Sunday, April 27, 2008

Clearing The Decks...

I'm going to try to take this thing more seriously and do essays on my favorite movies in the next few weeks but first I want to catch up on a couple of recent views.


This was one of the last films of Japanese filmmaker Shohei Imamura. The Imamura films I've seen before like "Pigs And Battleships" and "The Pornographers" had a black comic, earthy view of the world that was pretty out there. "Warm Water" was still strange but had a more whimsical tone. It was essentially one of those "Local Hero" type films where an uptight businessman visits some remote village and learns to how to really live from the locals, including the inevitable beautiful girl that he falls in love with. Being Japanese it had its own wacko twists, the biggest being the heroine literally spurting like a geyser when she has sex.

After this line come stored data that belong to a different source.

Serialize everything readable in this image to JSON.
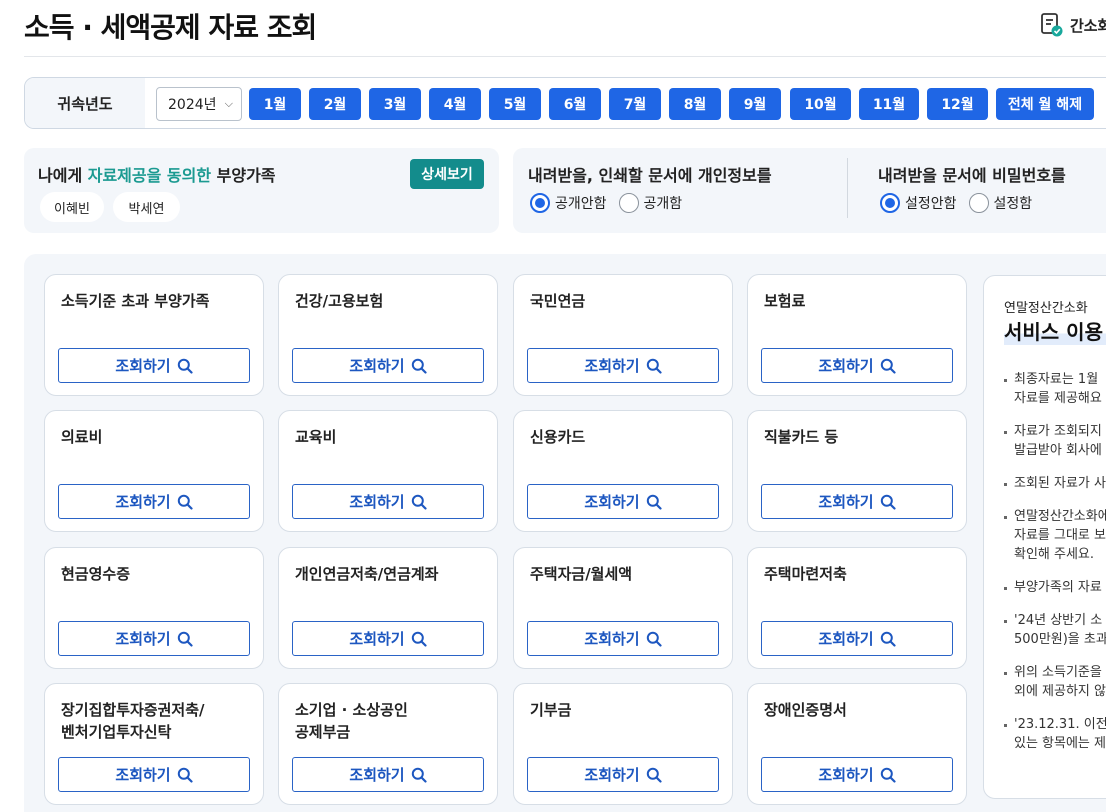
{
  "header": {
    "title": "소득 · 세액공제 자료 조회",
    "simple_link": "간소화"
  },
  "year_bar": {
    "label": "귀속년도",
    "selected_year": "2024년",
    "months": [
      "1월",
      "2월",
      "3월",
      "4월",
      "5월",
      "6월",
      "7월",
      "8월",
      "9월",
      "10월",
      "11월",
      "12월"
    ],
    "clear_all": "전체 월 해제"
  },
  "dependents": {
    "title_pre": "나에게 ",
    "title_highlight": "자료제공을 동의한",
    "title_post": " 부양가족",
    "detail_button": "상세보기",
    "members": [
      "이혜빈",
      "박세연"
    ]
  },
  "privacy_option": {
    "title": "내려받을, 인쇄할 문서에 개인정보를",
    "options": [
      "공개안함",
      "공개함"
    ],
    "selected": "공개안함"
  },
  "password_option": {
    "title": "내려받을 문서에 비밀번호를",
    "options": [
      "설정안함",
      "설정함"
    ],
    "selected": "설정안함"
  },
  "query_button_label": "조회하기",
  "cards": [
    {
      "title": "소득기준 초과 부양가족"
    },
    {
      "title": "건강/고용보험"
    },
    {
      "title": "국민연금"
    },
    {
      "title": "보험료"
    },
    {
      "title": "의료비"
    },
    {
      "title": "교육비"
    },
    {
      "title": "신용카드"
    },
    {
      "title": "직불카드 등"
    },
    {
      "title": "현금영수증"
    },
    {
      "title": "개인연금저축/연금계좌"
    },
    {
      "title": "주택자금/월세액"
    },
    {
      "title": "주택마련저축"
    },
    {
      "title": "장기집합투자증권저축/\n벤처기업투자신탁"
    },
    {
      "title": "소기업 · 소상공인\n공제부금"
    },
    {
      "title": "기부금"
    },
    {
      "title": "장애인증명서"
    }
  ],
  "info": {
    "subtitle": "연말정산간소화",
    "title": "서비스 이용",
    "notes": [
      "최종자료는 1월\n자료를 제공해요",
      "자료가 조회되지\n발급받아 회사에",
      "조회된 자료가 사",
      "연말정산간소화에\n자료를 그대로 보\n확인해 주세요.",
      "부양가족의 자료",
      "'24년 상반기 소\n500만원)을 초과",
      "위의 소득기준을\n외에 제공하지 않",
      "'23.12.31. 이전\n있는 항목에는 제"
    ]
  },
  "colors": {
    "primary": "#1f66e5",
    "teal": "#138c8c",
    "highlight_text": "#1b9a91",
    "panel_bg": "#f3f6fa"
  }
}
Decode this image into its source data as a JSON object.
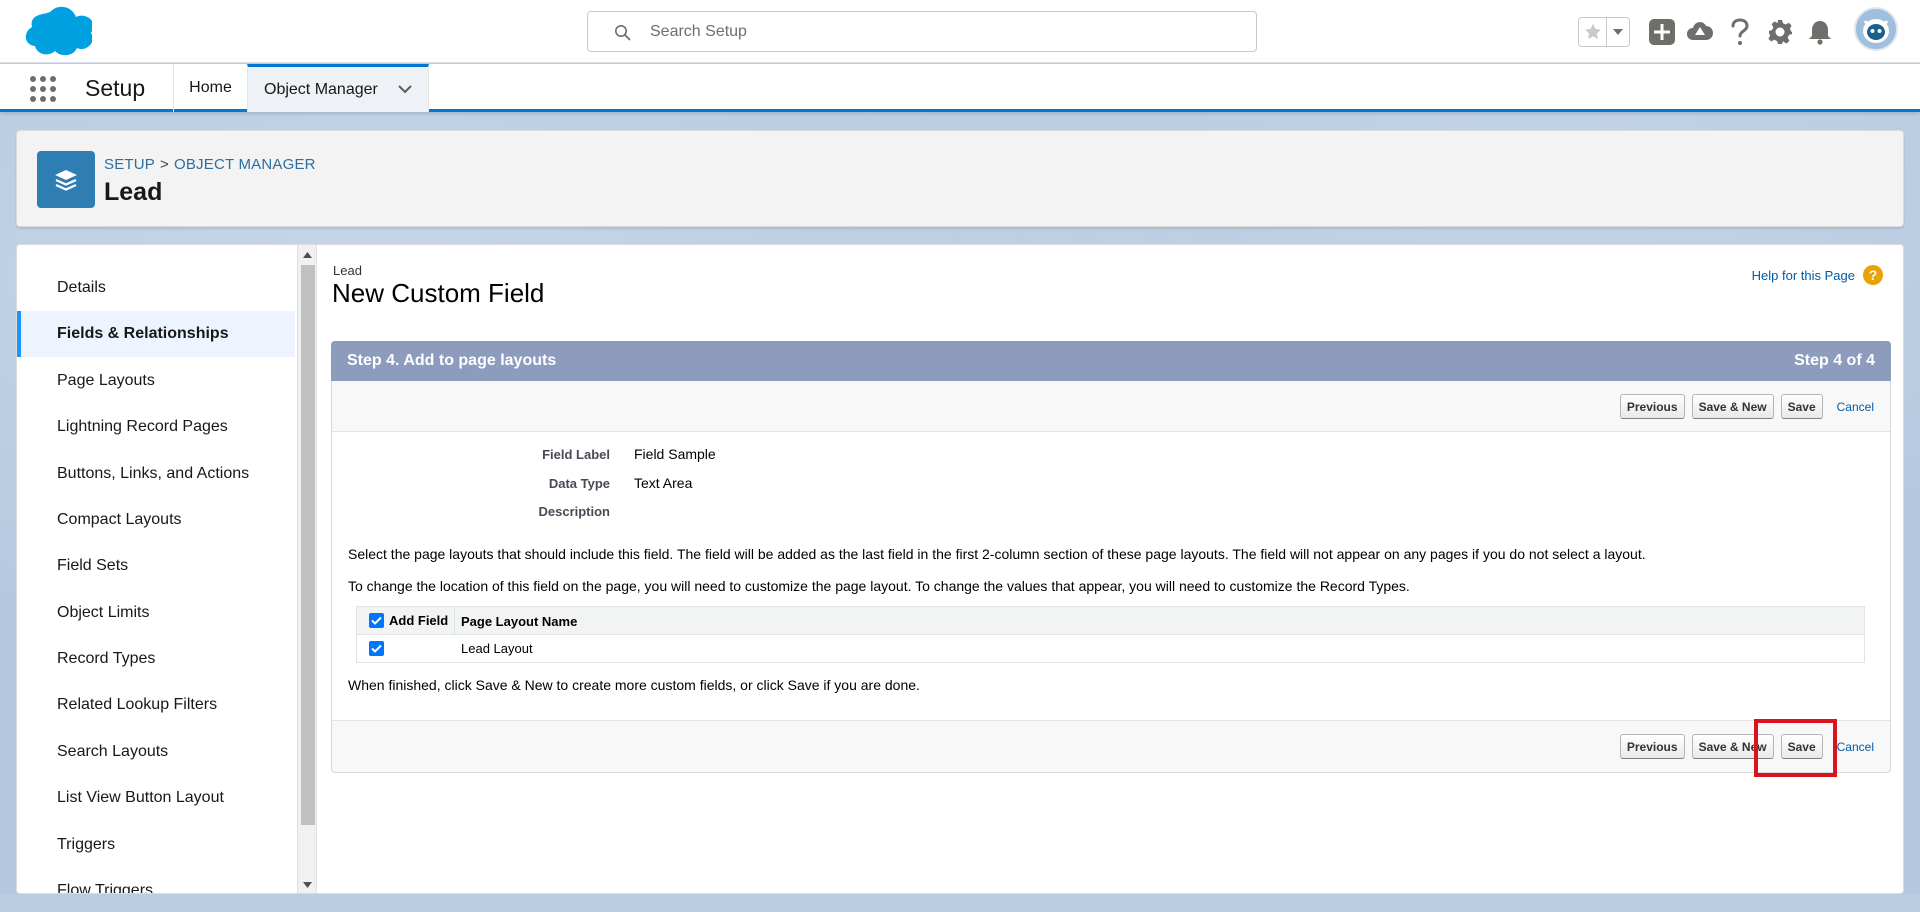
{
  "header": {
    "search_placeholder": "Search Setup"
  },
  "app_nav": {
    "app_name": "Setup",
    "tabs": [
      {
        "label": "Home"
      },
      {
        "label": "Object Manager"
      }
    ]
  },
  "page_header": {
    "breadcrumb": [
      "SETUP",
      "OBJECT MANAGER"
    ],
    "breadcrumb_separator": ">",
    "title": "Lead"
  },
  "sidebar": {
    "items": [
      {
        "label": "Details"
      },
      {
        "label": "Fields & Relationships"
      },
      {
        "label": "Page Layouts"
      },
      {
        "label": "Lightning Record Pages"
      },
      {
        "label": "Buttons, Links, and Actions"
      },
      {
        "label": "Compact Layouts"
      },
      {
        "label": "Field Sets"
      },
      {
        "label": "Object Limits"
      },
      {
        "label": "Record Types"
      },
      {
        "label": "Related Lookup Filters"
      },
      {
        "label": "Search Layouts"
      },
      {
        "label": "List View Button Layout"
      },
      {
        "label": "Triggers"
      },
      {
        "label": "Flow Triggers"
      }
    ],
    "active_index": 1
  },
  "content": {
    "object_name": "Lead",
    "title": "New Custom Field",
    "help_link": "Help for this Page",
    "wizard": {
      "step_title": "Step 4. Add to page layouts",
      "step_count": "Step 4 of 4",
      "buttons": {
        "previous": "Previous",
        "save_new": "Save & New",
        "save": "Save",
        "cancel": "Cancel"
      },
      "details": [
        {
          "label": "Field Label",
          "value": "Field Sample"
        },
        {
          "label": "Data Type",
          "value": "Text Area"
        },
        {
          "label": "Description",
          "value": ""
        }
      ],
      "info_1": "Select the page layouts that should include this field. The field will be added as the last field in the first 2-column section of these page layouts. The field will not appear on any pages if you do not select a layout.",
      "info_2": "To change the location of this field on the page, you will need to customize the page layout. To change the values that appear, you will need to customize the Record Types.",
      "table": {
        "headers": [
          "Add Field",
          "Page Layout Name"
        ],
        "rows": [
          {
            "checked": true,
            "name": "Lead Layout"
          }
        ]
      },
      "finish_text": "When finished, click Save & New to create more custom fields, or click Save if you are done."
    }
  },
  "colors": {
    "brand_blue": "#0176d3",
    "salesforce_cloud": "#00a1e0",
    "wizard_bar": "#8d9cbd",
    "highlight": "#d9141f"
  }
}
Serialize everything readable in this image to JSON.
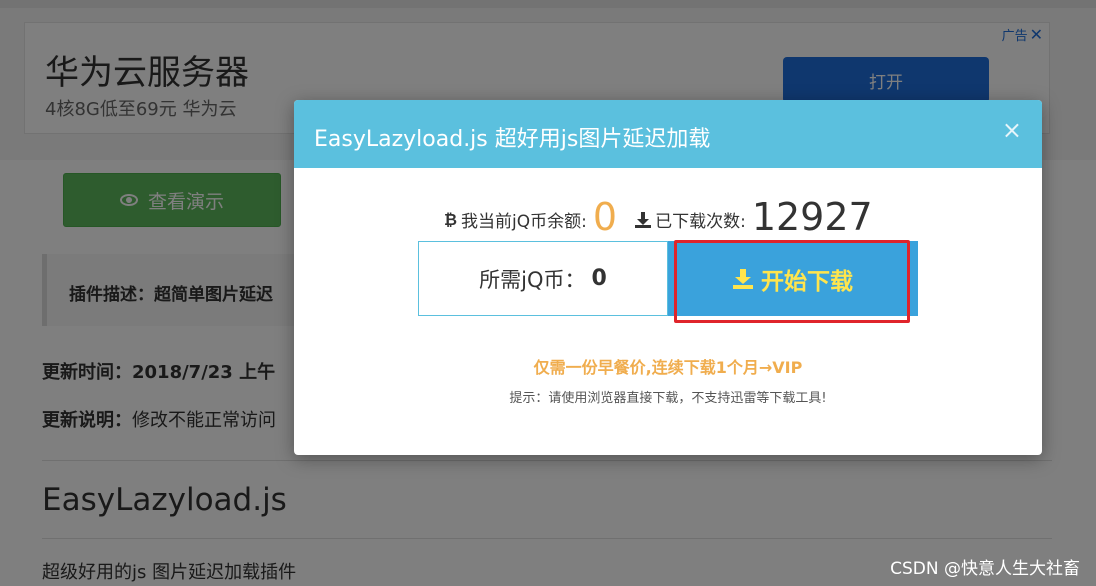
{
  "ad": {
    "title": "华为云服务器",
    "subtitle": "4核8G低至69元 华为云",
    "open_button": "打开",
    "tag": "广告"
  },
  "page": {
    "demo_button": "查看演示",
    "desc_label": "插件描述：超简单图片延迟",
    "update_time_label": "更新时间：",
    "update_time_value": "2018/7/23 上午",
    "update_note_label": "更新说明：",
    "update_note_value": "修改不能正常访问",
    "plugin_name": "EasyLazyload.js",
    "plugin_desc": "超级好用的js 图片延迟加载插件"
  },
  "modal": {
    "title": "EasyLazyload.js 超好用js图片延迟加载",
    "close": "×",
    "balance_label": "我当前jQ币余额:",
    "balance_value": "0",
    "downloads_label": "已下载次数:",
    "downloads_value": "12927",
    "cost_label": "所需jQ币：",
    "cost_value": "0",
    "download_button": "开始下载",
    "vip_text": "仅需一份早餐价,连续下载1个月→VIP",
    "tip_text": "提示：请使用浏览器直接下载，不支持迅雷等下载工具!"
  },
  "watermark": "CSDN @快意人生大社畜",
  "icons": {
    "balance": "bitcoin-icon",
    "downloads": "download-icon",
    "demo": "eye-icon"
  },
  "colors": {
    "modal_header": "#5bc0de",
    "download_button": "#3aa2dc",
    "download_label": "#ffe54d",
    "balance_value": "#f0ad4e",
    "demo_button": "#5cb85c",
    "highlight": "#e0242b"
  }
}
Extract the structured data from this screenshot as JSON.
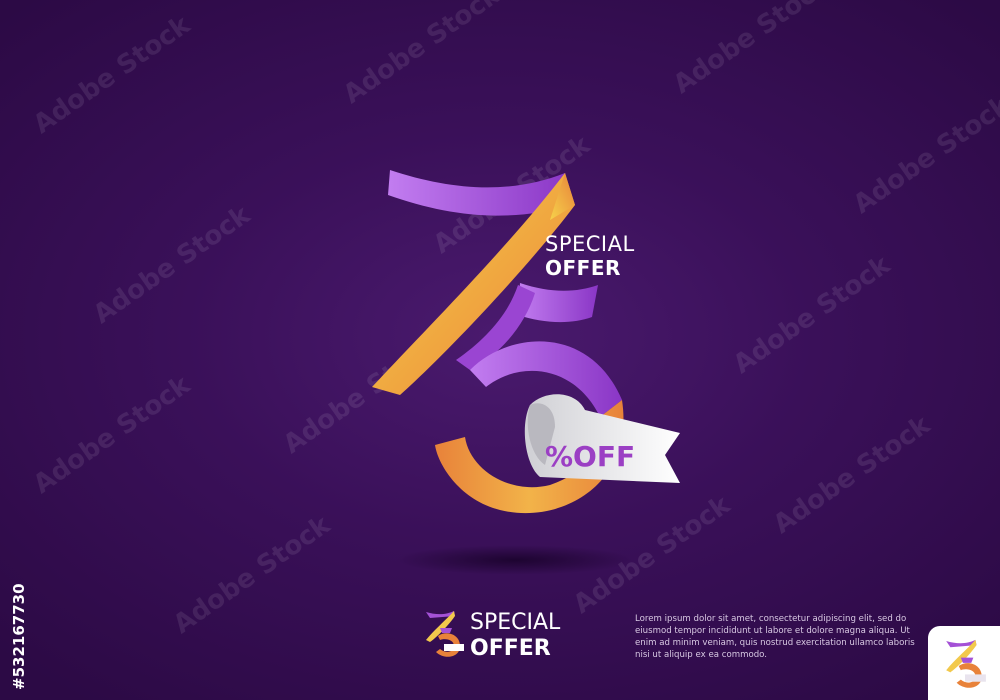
{
  "hero": {
    "special_label": "SPECIAL",
    "offer_label": "OFFER",
    "ribbon_label": "%OFF"
  },
  "footer": {
    "special_label": "SPECIAL",
    "offer_label": "OFFER",
    "description": "Lorem ipsum dolor sit amet, consectetur adipiscing elit, sed do eiusmod tempor incididunt ut labore et dolore magna aliqua. Ut enim ad minim veniam, quis nostrud exercitation ullamco laboris nisi ut aliquip ex ea commodo."
  },
  "stock": {
    "watermark": "Adobe Stock",
    "image_id": "#532167730"
  },
  "colors": {
    "background": "#3a1059",
    "purple": "#a451d6",
    "gold": "#f2c94c",
    "orange": "#e8823a"
  }
}
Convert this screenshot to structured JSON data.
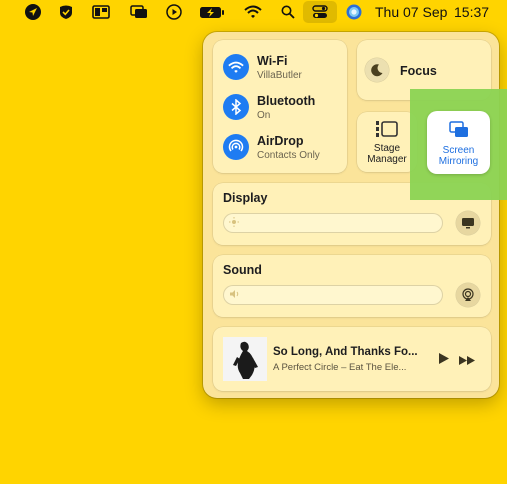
{
  "menubar": {
    "date": "Thu 07 Sep",
    "time": "15:37",
    "icons": [
      "location-icon",
      "check-icon",
      "window-layout-icon",
      "screen-mirror-icon",
      "play-icon",
      "battery-charging-icon",
      "wifi-icon",
      "search-icon",
      "control-center-icon",
      "siri-icon"
    ]
  },
  "network": {
    "wifi": {
      "title": "Wi-Fi",
      "subtitle": "VillaButler"
    },
    "bluetooth": {
      "title": "Bluetooth",
      "subtitle": "On"
    },
    "airdrop": {
      "title": "AirDrop",
      "subtitle": "Contacts Only"
    }
  },
  "focus": {
    "label": "Focus"
  },
  "stage_manager": {
    "line1": "Stage",
    "line2": "Manager"
  },
  "screen_mirroring": {
    "line1": "Screen",
    "line2": "Mirroring"
  },
  "display": {
    "title": "Display"
  },
  "sound": {
    "title": "Sound"
  },
  "now_playing": {
    "title": "So Long, And Thanks Fo...",
    "subtitle": "A Perfect Circle – Eat The Ele..."
  },
  "colors": {
    "accent": "#1e7cf2",
    "highlight": "#8bd352",
    "background": "#ffd400"
  }
}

I should have known better. Making the hero of a generic action movie a lesbian does not make it a better movie. This was typical cheap stuff about a Secret Service agent saving the Vice-President from mercenaries while shipwrecked on a remote island. The only twist was Mariel Hemingway played the Secret Service agent and she had the usual sexual tension going with a pretty reporter. The strange thing is Hemingway has played a straight version of this part in two previous direct to cable movies. She's also played bisexual or gay characters in several movies before this, not just "Personal Best". Anyway it was by the numbers cheapness that at least moved fast and didn't last too long. You still noticed all the low budget signs though, like "mercenaries" and "revolutionaries" who all had the same New Zealand accent and two people talking in a room standing for all of official Washington's concern about this crisis.

Tuesday, April 22, 2008

Thinking Pink

I recently went through the third disc of the Pink Panther Cartoon DVD collection and I was a touch flummoxed by what I saw. The cartoons all looked beautiful from a drawing standpoint but the cartoons themselves varied wildly in quality. Some were funny and some were just odd with a lot of random visual gags that had no flow or internal logic.
After a little Internet digging, I discovered I was watching the last few theatrical cartoons in the series from 1969 and a bunch of the early made-for-TV ones which started up two years later. These were all produced by Friz Freling's company, De Patie-Freling, so it was no surprise that a lot of old Warner Brothers hands like Art Davis, Hawley Pratt and even Robert McKimson, directed these but honestly, the humor sometimes felt like the crappy Warners cartoons of the Sixties. There were oddities like the Panther being a stowaway on board a cruise ship and running away from an attacking deck chair or his taking a pet fish for a walk (!). I'm still interested to see how the series was in its celebrated early days so I put the first disc in the series into my Netflix queue. Friz himself even directed some of those. Hopefully they'll be more coherent.

Monday, April 21, 2008

Pure Pleasure

I finally admit it. One of the most enjoyable things in the world to me is browsing in an honest-to-God record store, one that is full of CDs of every genre both new and old. I didn't realize how good I had it when there was a Tower Records only four blocks from where I worked and I could stop in any time I wanted just to roam around. Now Tower has been gone for a year and a half and I really miss the place.
Fortunately there is still one full to the gills store in town, Melody Records. It isn't close to me and I don't get there very often but I finally got back up there Saturday and I was in heaven, rows and rows of wonderful rare and cool stuff in jazz, folk, classical, electronic and rock among other categories. I had planned to buy only two or three discs so naturally I walked out with four: "The Time Has Come" by Anne Briggs, "Sunshine Of My Soul" by Jaki Byard, "Boss" byMagik Markers and a twofer of The Impressions' "This Is My Country" and "The Young Mod's Forgotten Story". And all the stuff still there for future visits: Max Roach, Pentangle, Cecil Taylor, Carla Bozulich, The Move, The Electric Flag, Kevin Ayers, Philip Glass. That just scratches the surface. I don't care how geeky it makes me look. I love spending hours in a store like that.

Friday, April 18, 2008

Reopening The Crypt

Well, I have something of a legitimate reason for stopping for so long. I moved again. I moved out of the isolated, depressing situation I was living in and into a better and more close in neighborhood in Bethesda, and my landlord is an old acquaintance to boot. There are drawbacks to this place mainly that I have a lot less storage room and had to get rid of all my albums and a bunch of CDs, DVDs and books to boot. I still have a lot of stuff though I have no clue as to exactly what. I found some software, Music Collector, that will let me properly catalog all my CDs and that has become a slow, ongoing project.

Culturally I'm still relying heavily on Netflix. I can't get WGN from here so no more "Corner Gas" but the DVD sets are supposed to be getting an American release soon. I did stumble across a disc of another amazing Canadian series, "Robson Arms", that features a couple of the "Corner Gas" actors. Hopefully I'll get around to talking about the few other DVDs I've seen that I think are worth discussing, Hallelujah, The Fugitive and The Pink Panther Cartoon Collection.